Why? Where is the merit in this quest? Then you'll have a user who gets frustrated because, in all likelihood, there will be at least some things that they have to learn how to do two or three times as methods change and old practices become obsolete. You're also recommending that users run outdated software, in a version of the distro that won't be supported (at least not without complaints) in their forums or IRC help channels. And Ubuntu is the only distro I've seen that's hopped on to this stupid, "Everything must be a tablet, oh god, I'm so ashamed to admit I once used something called a desktop!" bandwagon. I haven't any other distros that have changed over to a tablet-style UI by default for desktops.

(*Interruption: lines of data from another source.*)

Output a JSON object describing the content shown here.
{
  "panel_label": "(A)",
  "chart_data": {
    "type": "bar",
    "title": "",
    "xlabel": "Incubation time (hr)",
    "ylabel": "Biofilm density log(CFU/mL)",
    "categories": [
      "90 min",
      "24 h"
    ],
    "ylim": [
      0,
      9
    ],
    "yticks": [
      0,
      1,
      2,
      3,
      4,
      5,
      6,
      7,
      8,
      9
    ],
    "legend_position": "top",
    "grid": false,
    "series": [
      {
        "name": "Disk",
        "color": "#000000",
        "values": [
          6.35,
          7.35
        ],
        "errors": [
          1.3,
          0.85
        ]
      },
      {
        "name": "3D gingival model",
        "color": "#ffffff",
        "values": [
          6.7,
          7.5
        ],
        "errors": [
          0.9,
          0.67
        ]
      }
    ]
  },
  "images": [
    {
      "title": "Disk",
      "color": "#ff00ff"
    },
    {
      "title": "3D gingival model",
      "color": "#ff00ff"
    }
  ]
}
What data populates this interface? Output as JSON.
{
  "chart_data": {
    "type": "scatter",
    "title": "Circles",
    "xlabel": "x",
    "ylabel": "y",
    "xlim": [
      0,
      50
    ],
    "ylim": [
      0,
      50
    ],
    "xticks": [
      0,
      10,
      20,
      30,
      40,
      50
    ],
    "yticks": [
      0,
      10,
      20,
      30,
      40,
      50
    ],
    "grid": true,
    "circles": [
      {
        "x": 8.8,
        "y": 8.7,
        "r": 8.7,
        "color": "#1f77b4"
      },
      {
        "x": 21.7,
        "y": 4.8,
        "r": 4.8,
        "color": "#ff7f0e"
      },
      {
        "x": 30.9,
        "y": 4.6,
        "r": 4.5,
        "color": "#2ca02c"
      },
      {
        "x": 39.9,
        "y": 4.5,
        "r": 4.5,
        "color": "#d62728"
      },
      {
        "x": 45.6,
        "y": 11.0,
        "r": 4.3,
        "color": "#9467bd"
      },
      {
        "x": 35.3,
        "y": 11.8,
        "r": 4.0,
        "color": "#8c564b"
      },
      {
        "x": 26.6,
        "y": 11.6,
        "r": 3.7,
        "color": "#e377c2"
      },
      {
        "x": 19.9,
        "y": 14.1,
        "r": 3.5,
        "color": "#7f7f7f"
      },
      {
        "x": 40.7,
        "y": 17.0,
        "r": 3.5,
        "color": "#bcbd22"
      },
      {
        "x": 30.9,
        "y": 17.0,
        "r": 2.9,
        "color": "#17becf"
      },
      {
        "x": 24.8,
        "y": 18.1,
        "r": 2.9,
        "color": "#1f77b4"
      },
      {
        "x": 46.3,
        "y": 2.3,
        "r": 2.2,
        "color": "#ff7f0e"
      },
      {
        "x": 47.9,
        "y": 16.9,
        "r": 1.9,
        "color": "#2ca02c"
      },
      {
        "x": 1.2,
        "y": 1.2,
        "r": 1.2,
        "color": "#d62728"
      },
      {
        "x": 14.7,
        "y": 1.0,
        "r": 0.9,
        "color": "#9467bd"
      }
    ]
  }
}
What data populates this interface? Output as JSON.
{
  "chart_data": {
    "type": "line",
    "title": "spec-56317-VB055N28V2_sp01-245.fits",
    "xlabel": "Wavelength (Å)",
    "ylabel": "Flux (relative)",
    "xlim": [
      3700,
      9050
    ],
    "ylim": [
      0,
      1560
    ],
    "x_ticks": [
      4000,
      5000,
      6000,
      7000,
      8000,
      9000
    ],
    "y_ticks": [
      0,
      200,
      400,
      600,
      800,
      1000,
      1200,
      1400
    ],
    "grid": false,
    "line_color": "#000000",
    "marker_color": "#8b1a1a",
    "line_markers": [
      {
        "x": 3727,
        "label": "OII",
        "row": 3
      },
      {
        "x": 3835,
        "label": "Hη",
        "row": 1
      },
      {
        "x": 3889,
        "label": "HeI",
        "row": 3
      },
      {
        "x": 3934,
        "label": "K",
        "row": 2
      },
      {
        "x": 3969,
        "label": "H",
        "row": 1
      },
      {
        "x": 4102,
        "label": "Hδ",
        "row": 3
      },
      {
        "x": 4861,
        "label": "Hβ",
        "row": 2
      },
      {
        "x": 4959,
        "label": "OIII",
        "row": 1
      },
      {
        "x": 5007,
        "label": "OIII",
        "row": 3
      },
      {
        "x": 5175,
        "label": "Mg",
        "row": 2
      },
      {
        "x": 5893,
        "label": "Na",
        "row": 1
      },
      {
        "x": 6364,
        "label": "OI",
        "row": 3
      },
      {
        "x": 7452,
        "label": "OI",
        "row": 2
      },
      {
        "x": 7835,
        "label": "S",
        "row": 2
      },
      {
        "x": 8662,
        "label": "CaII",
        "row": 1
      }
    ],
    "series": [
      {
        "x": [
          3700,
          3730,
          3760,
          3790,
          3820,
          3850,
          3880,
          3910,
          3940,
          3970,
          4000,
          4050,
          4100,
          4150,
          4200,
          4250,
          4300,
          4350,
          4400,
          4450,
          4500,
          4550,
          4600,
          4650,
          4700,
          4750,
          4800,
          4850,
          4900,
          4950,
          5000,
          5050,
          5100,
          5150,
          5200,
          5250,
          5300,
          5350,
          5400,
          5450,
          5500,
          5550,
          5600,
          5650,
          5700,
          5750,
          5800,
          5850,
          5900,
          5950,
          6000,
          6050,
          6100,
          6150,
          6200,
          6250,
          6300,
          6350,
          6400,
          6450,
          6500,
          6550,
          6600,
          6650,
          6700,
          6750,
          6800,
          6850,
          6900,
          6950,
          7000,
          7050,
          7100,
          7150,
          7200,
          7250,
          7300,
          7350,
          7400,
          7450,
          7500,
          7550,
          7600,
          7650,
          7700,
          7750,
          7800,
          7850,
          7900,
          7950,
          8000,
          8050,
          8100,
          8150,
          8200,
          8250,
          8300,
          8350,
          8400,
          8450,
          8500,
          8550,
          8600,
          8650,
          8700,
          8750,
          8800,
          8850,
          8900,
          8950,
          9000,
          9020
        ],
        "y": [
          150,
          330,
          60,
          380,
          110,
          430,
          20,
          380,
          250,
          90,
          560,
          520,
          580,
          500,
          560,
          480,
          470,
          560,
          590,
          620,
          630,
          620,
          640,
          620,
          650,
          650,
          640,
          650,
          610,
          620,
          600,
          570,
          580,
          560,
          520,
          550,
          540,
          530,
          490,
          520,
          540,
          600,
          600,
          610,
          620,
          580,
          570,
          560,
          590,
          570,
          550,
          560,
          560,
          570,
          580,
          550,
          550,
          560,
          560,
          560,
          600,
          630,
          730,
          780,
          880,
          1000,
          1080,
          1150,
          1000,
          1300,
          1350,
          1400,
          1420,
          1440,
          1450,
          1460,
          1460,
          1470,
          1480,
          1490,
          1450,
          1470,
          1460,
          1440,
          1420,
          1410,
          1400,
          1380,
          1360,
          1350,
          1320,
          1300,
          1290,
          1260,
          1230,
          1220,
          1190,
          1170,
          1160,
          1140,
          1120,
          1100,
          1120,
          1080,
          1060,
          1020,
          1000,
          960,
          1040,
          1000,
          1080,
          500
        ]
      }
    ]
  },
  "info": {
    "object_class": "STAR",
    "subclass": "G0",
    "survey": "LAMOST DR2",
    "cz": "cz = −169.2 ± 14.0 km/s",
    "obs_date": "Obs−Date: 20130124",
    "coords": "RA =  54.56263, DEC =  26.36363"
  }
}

So, basically, your recommendation is, "Go use old software that's probably not maintained and may have security issues or bugs that won't be solved. Slowly move up to a current install, and then get ready to have an initially unuseable GUI. Finally, after you've done all this, abandon Ubuntu and move on to something that does things completely differently." In my opinion, taking this advice is a recipe for making yourself hate linux. I'd still recommend people do a little bit of research, and find a disto that looks like it meets their needs. Play around with liveCDs or bootable thumbdrives for experimentation purposes. When you find one that clicks, stay with it for a while. Having a consistent way of doing things in a distro for a year or two can go a long way to keep you from getting too frustrated. I'd be interested to hear why you think this is a good idea, but as it stands, I see no practical gains from doing this, and the potential for the user to just get frustrated with things and give up. Perhaps if these were IT professionals who might have to maintain a server in a corporate environment that takes ages to update, because theydon't want to have to redo all their in-house scripts and tricks when something changes, this might make sense. However, it seems like these are just general users who thought it might be cool or useful to know a little bit about linux. I wouldn't tell someone to install Win98, and then move up to Win7 over time, and likewise I can't see recommending doing this for linux.